Op een koude winteravond in 1995 is de oprit van de Brusselse Ring in Dilbeek het decor van een waar oorlogstafereel. Zwaarbewapende gangsters openen in volle avondspits het vuur op twee geldtransporten. “Ik hoorde alleen nog schoten en dook onder mijn stuur. Ik durfde niet meer kijken”, vertelt een getuige. De kogelregen raakt ook de kleine Melissa (10), die bij haar mama in de wagen zit. Verdachten genoeg, maar ondanks DNA-sporen komt het nooit tot een proces.

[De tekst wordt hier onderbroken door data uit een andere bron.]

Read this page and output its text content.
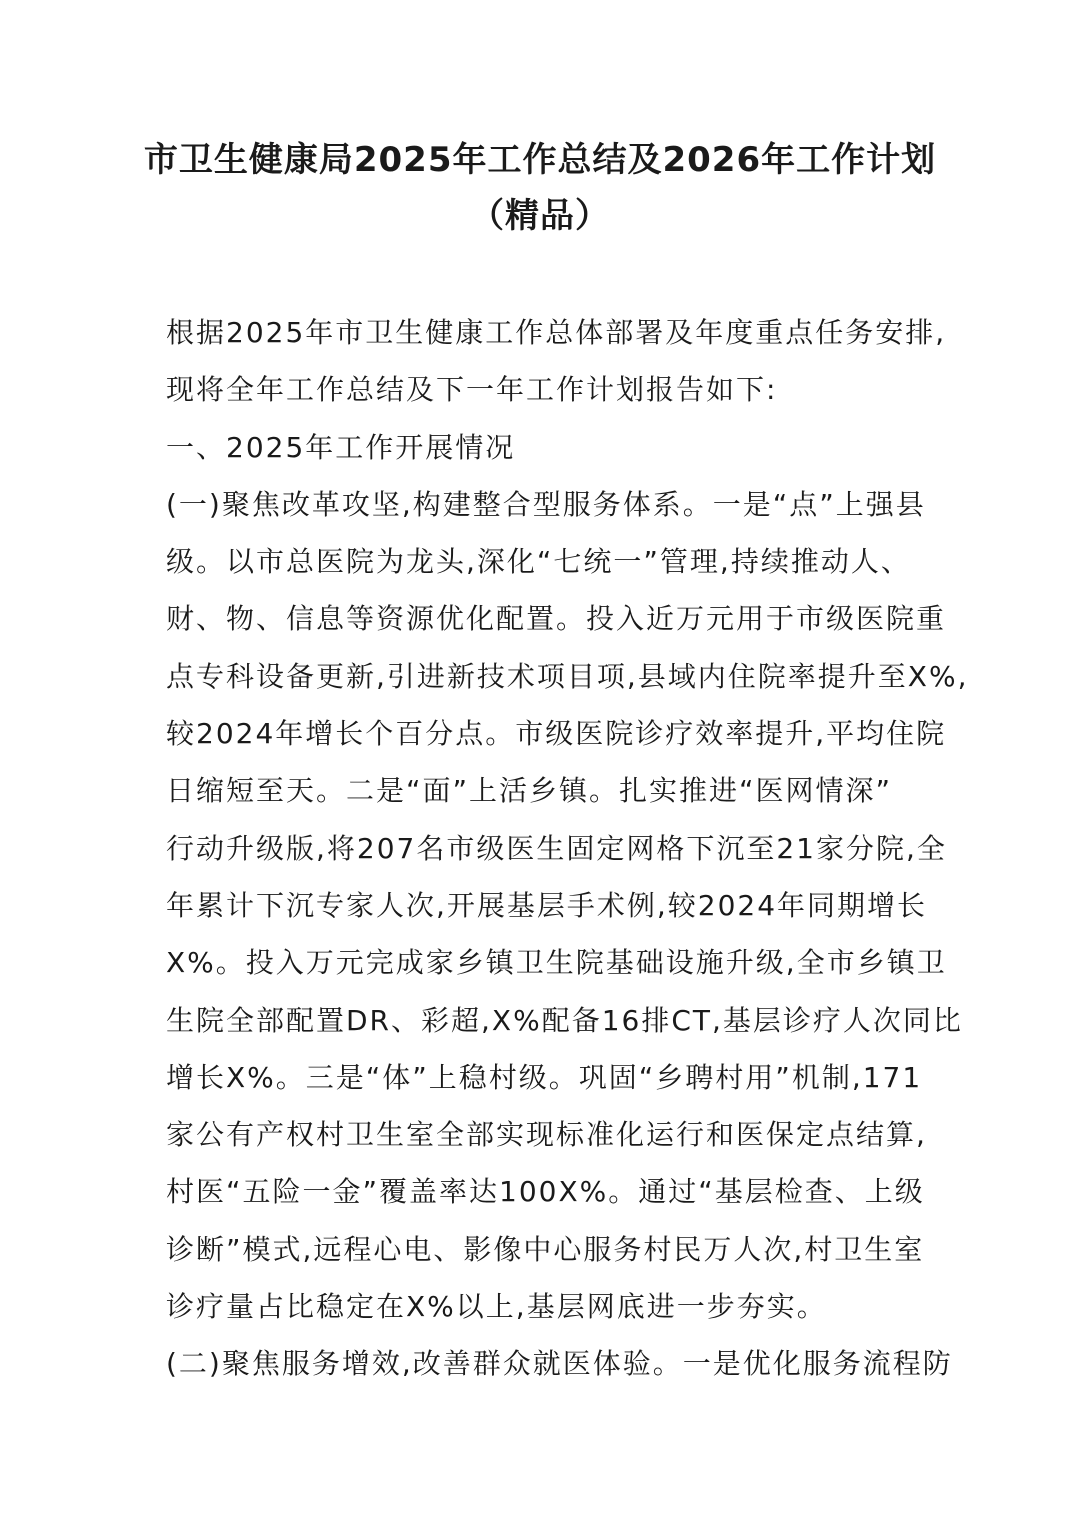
市卫生健康局2025年工作总结及2026年工作计划
（精品）
根据2025年市卫生健康工作总体部署及年度重点任务安排,
现将全年工作总结及下一年工作计划报告如下:
一、2025年工作开展情况
(一)聚焦改革攻坚,构建整合型服务体系。一是“点”上强县
级。以市总医院为龙头,深化“七统一”管理,持续推动人、
财、物、信息等资源优化配置。投入近万元用于市级医院重
点专科设备更新,引进新技术项目项,县域内住院率提升至X%,
较2024年增长个百分点。市级医院诊疗效率提升,平均住院
日缩短至天。二是“面”上活乡镇。扎实推进“医网情深”
行动升级版,将207名市级医生固定网格下沉至21家分院,全
年累计下沉专家人次,开展基层手术例,较2024年同期增长
X%。投入万元完成家乡镇卫生院基础设施升级,全市乡镇卫
生院全部配置DR、彩超,X%配备16排CT,基层诊疗人次同比
增长X%。三是“体”上稳村级。巩固“乡聘村用”机制,171
家公有产权村卫生室全部实现标准化运行和医保定点结算,
村医“五险一金”覆盖率达100X%。通过“基层检查、上级
诊断”模式,远程心电、影像中心服务村民万人次,村卫生室
诊疗量占比稳定在X%以上,基层网底进一步夯实。
(二)聚焦服务增效,改善群众就医体验。一是优化服务流程防
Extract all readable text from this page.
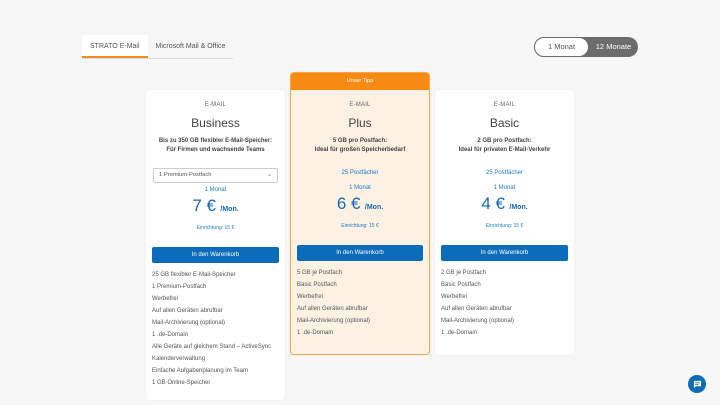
STRATO E-Mail	Microsoft Mail & Office	1 Monat	12 Monate
E-MAIL
Business
Bis zu 350 GB flexibler E-Mail-Speicher:
Für Firmen und wachsende Teams
1 Premium-Postfach	⌄
1 Monat
7 € /Mon.
Einrichtung: 15 €
In den Warenkorb
25 GB flexibler E-Mail-Speicher
1 Premium-Postfach
Werbefrei
Auf allen Geräten abrufbar
Mail-Archivierung (optional)
1 .de-Domain
Alle Geräte auf gleichem Stand – ActiveSync
Kalenderverwaltung
Einfache Aufgabenplanung im Team
1 GB Online-Speicher
Unser Tipp
E-MAIL
Plus
5 GB pro Postfach:
Ideal für großen Speicherbedarf
25 Postfächer
1 Monat
6 € /Mon.
Einrichtung: 15 €
In den Warenkorb
5 GB je Postfach
Basic Postfach
Werbefrei
Auf allen Geräten abrufbar
Mail-Archivierung (optional)
1 .de-Domain
E-MAIL
Basic
2 GB pro Postfach:
Ideal für privaten E-Mail-Verkehr
25 Postfächer
1 Monat
4 € /Mon.
Einrichtung: 15 €
In den Warenkorb
2 GB je Postfach
Basic Postfach
Werbefrei
Auf allen Geräten abrufbar
Mail-Archivierung (optional)
1 .de-Domain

Dinsdagavond 19 december 1995. Terwijl iedereen uitkijkt naar het lang kerstweekend liggen zwaarbewapende gangsters in een hinderlaag om twee geldtransporten te overvallen in Dilbeek. Het plan is om de geldkoeriers klem te rijden op de oprit van de Brusselse Ring. De verkeersdrukte houdt de gangsters in volle avondspits niet tegen om hun raid uit te voeren. De twee geldkoeriers rijden op de Ninoofsesteenweg op een afstand van elkaar omstreeks 19 uur de Ring op.
Wanneer het eerste transport de snelweg oprijdt, blokkeert een vrachtwagen de weg. Gewapende gangsters springen uit de vrachtwagen en openen meteen het vuur op de verraste geldkoeriers. De GMIC-agenten worden beschoten met oorlogswapens en kunnen niet anders dan dekking zoeken. Een van de kogels gaat door een portier van de wagen van Ghislaine De Claremont. De vrouw is met haar dochter Melissa Mairesse op weg naar huis. Het meisje, ze is amper tien jaar oud, wordt geraakt in de ruggenwervel. Een rijkswachtpatrouille stopt en raakt betrokken in het vuurgevecht.
Kogels door bepantsering
De overvallers zijn stoutmoedig. Getuigen spreken van een waar oorlogstafereel. “Ik hoorde alleen nog schoten en dook onder mijn stuur. Ik durfde niet meer te kijken”, vertelt een bestuurster die voorbij rijdt aan een journalist kort na de overval. “Een kogelregen daalt neer op de geldkoeriers. Door de verkeersdrukte arriveert het tweede geldtransport pas later op de oprit. Wanneer die chauffeur ziet dat een tweede vrachtwagen hem volgt, staat hij op de rem en rijdt hij zo snel mogelijk achteruit om zich in veiligheid te brengen. Maar de gangsters beschieten ook dat voertuig. De vrachtwagens van transporteur GMIC zijn op dat moment al bepantserd omdat de transporten dan al een populair doelwit van criminelen vormen. Maar toch dringen er kogels door het koetswerk. Een van de inzittenden raakt lichtgewond.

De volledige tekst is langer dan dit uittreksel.